Pair Corralation between Herald Investment and Abingdon Health
Assuming the 90 days trading horizon Herald Investment Trust is expected to generate 0.37 times more return on investment than Abingdon Health. However, Herald Investment Trust is 2.69 times less risky than Abingdon Health. It trades about 0.26 of its potential returns per unit of risk. Abingdon Health Plc is currently generating about -0.03 per unit of risk. If you would invest 210,500 in Herald Investment Trust on October 13, 2024 and sell it today you would earn a total of 39,500 from holding Herald Investment Trust or generate 18.76% return on investment over 90 days.

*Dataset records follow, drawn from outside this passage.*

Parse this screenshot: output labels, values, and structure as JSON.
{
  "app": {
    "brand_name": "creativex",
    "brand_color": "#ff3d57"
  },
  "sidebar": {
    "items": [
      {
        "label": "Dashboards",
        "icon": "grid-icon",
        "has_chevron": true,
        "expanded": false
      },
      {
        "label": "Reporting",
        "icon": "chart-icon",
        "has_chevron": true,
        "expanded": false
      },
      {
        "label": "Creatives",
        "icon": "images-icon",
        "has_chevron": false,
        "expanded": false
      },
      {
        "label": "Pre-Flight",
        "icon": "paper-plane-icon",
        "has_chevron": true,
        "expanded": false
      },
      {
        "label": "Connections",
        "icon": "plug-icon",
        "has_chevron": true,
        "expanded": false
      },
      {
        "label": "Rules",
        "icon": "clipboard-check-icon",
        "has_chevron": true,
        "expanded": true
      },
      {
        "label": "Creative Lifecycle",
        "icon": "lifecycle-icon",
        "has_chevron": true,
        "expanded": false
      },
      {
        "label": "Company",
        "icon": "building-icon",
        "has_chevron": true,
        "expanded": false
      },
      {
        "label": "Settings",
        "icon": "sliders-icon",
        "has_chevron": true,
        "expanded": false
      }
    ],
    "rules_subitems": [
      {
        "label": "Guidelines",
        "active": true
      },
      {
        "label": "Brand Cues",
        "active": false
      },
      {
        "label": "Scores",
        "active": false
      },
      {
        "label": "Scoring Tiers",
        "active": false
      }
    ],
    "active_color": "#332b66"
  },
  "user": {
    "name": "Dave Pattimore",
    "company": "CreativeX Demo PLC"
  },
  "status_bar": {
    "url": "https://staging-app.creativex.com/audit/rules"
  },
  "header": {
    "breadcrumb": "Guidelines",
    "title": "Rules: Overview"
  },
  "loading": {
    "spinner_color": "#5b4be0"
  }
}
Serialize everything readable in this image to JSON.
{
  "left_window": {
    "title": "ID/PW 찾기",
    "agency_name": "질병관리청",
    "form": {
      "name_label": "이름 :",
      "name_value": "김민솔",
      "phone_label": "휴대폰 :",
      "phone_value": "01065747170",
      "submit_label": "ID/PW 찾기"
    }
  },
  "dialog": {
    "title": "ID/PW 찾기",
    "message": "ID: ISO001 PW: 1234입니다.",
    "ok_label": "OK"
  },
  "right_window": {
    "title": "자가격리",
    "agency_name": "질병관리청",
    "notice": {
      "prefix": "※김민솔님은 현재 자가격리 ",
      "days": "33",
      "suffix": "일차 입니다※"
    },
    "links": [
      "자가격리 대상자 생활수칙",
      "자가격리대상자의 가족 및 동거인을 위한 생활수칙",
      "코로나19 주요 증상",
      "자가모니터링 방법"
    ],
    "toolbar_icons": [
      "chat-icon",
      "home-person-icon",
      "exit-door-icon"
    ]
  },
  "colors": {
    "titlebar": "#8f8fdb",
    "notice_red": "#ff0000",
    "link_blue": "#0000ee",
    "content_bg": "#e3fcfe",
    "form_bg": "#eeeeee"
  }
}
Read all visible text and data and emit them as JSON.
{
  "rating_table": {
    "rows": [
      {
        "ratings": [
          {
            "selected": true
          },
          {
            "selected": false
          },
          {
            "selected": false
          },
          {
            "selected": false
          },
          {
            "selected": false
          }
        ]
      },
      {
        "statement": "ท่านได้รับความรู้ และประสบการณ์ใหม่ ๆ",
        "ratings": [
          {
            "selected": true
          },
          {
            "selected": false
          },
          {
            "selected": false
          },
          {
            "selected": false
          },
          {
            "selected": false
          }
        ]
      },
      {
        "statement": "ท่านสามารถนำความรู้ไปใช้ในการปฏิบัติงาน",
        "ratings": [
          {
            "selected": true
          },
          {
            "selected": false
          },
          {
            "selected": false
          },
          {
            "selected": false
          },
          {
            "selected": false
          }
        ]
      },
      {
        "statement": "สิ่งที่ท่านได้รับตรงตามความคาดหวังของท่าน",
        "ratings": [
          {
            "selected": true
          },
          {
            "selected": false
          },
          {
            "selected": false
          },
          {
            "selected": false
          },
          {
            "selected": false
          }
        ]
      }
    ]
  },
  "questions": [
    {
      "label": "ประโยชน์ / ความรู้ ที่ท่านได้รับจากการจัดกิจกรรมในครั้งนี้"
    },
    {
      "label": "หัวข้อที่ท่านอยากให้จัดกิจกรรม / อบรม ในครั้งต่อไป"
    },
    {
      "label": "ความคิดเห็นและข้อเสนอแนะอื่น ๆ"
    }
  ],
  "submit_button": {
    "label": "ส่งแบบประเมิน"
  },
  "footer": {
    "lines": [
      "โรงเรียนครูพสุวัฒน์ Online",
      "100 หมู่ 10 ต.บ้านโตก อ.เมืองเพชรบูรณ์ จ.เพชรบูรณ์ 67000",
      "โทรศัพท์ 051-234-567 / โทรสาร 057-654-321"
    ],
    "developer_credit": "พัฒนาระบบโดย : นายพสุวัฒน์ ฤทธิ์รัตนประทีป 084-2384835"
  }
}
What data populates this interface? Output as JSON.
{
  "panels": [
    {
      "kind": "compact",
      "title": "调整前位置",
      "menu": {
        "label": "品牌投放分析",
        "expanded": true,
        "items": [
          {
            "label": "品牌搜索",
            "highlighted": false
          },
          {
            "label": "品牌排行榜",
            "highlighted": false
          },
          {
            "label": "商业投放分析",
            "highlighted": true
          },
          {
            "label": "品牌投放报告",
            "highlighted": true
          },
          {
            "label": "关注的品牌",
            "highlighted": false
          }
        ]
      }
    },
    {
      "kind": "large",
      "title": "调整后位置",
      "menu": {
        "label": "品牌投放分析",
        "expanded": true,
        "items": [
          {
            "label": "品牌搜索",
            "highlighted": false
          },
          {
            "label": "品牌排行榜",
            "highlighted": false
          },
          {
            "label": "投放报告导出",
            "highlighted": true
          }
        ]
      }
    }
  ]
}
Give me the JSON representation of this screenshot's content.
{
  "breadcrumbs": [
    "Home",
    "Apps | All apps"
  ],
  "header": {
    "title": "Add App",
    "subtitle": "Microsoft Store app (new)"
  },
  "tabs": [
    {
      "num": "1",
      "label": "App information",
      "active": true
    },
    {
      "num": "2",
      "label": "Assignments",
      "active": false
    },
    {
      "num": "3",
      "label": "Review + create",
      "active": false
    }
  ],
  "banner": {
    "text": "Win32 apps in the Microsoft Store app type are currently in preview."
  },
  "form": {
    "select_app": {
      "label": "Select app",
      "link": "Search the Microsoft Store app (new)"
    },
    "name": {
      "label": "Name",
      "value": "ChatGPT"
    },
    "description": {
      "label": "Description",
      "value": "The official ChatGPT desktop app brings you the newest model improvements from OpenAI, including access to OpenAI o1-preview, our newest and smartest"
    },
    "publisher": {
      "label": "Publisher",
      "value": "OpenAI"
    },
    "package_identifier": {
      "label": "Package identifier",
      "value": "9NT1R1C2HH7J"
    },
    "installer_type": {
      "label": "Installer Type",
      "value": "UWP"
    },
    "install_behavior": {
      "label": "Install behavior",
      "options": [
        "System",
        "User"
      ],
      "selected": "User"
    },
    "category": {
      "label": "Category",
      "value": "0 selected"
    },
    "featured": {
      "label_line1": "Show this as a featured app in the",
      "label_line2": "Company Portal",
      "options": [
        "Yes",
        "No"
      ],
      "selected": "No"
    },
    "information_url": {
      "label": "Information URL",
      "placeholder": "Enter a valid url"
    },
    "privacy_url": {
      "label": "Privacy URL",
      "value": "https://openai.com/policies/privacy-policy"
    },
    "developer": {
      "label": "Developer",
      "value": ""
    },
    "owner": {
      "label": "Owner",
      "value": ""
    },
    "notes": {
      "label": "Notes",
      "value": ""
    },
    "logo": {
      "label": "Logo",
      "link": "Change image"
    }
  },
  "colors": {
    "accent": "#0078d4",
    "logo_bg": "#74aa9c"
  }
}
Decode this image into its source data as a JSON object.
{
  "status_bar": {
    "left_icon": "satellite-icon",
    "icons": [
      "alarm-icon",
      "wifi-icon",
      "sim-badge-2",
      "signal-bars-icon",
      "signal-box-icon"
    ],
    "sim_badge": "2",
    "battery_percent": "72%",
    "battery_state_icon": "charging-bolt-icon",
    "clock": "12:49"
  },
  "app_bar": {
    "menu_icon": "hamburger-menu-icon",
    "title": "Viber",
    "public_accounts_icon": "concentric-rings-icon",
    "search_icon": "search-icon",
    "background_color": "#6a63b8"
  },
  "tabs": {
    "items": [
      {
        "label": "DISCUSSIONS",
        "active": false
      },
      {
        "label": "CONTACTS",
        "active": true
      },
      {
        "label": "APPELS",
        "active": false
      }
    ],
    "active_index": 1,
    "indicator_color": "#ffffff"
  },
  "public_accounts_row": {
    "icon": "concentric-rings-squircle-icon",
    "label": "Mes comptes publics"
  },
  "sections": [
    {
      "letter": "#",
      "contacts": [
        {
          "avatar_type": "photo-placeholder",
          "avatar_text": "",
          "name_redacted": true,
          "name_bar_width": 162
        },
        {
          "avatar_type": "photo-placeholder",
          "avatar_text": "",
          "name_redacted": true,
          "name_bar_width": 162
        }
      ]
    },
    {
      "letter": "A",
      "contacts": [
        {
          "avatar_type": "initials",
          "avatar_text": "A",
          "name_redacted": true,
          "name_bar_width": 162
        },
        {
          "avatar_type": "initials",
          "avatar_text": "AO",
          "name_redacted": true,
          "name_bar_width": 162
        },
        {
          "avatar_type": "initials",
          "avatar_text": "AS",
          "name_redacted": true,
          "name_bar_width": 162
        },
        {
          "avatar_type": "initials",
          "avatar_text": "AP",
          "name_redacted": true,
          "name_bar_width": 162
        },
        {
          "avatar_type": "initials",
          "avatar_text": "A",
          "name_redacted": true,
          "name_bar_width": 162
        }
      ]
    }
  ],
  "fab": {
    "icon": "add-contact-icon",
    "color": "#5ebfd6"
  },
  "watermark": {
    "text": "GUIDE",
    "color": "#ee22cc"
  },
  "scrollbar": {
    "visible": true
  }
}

Time Period | 3 Months [change] |
Direction | Moves Against |
Strength | Very Weak |
Accuracy | 100.0% |
Values | Daily Returns |
Herald Investment Trust vs. Abingdon Health Plc
Performance |
Timeline |
Herald Investment Trust |
Abingdon Health Plc |
Herald Investment and Abingdon Health Volatility Contrast
Predicted Return Density |
Returns |
Pair Trading with Herald Investment and Abingdon Health
The main advantage of trading using opposite Herald Investment and Abingdon Health positions is that it hedges away some unsystematic risk. Because of two separate transactions, even if Herald Investment position performs unexpectedly, Abingdon Health can make up some of the losses. Pair trading also minimizes risk from directional movements in the market. For example, if an entire industry or sector drops because of unexpected headlines, the short position in Abingdon Health will offset losses from the drop in Abingdon Health's long position.Herald Investment vs. Premier Foods PLC | Herald Investment vs. Lindsell Train Investment | Herald Investment vs. Gaztransport et Technigaz | Herald Investment vs. Batm Advanced Communications |
Abingdon Health vs. GoldMining | Abingdon Health vs. Coeur Mining | Abingdon Health vs. European Metals Holdings | Abingdon Health vs. Clean Power Hydrogen |
Check out your portfolio center.Note that this page's information should be used as a complementary analysis to find the right mix of equity instruments to add to your existing portfolios or create a brand new portfolio. You can also try the Global Markets Map module to get a quick overview of global market snapshot using zoomable world map. Drill down to check world indexes.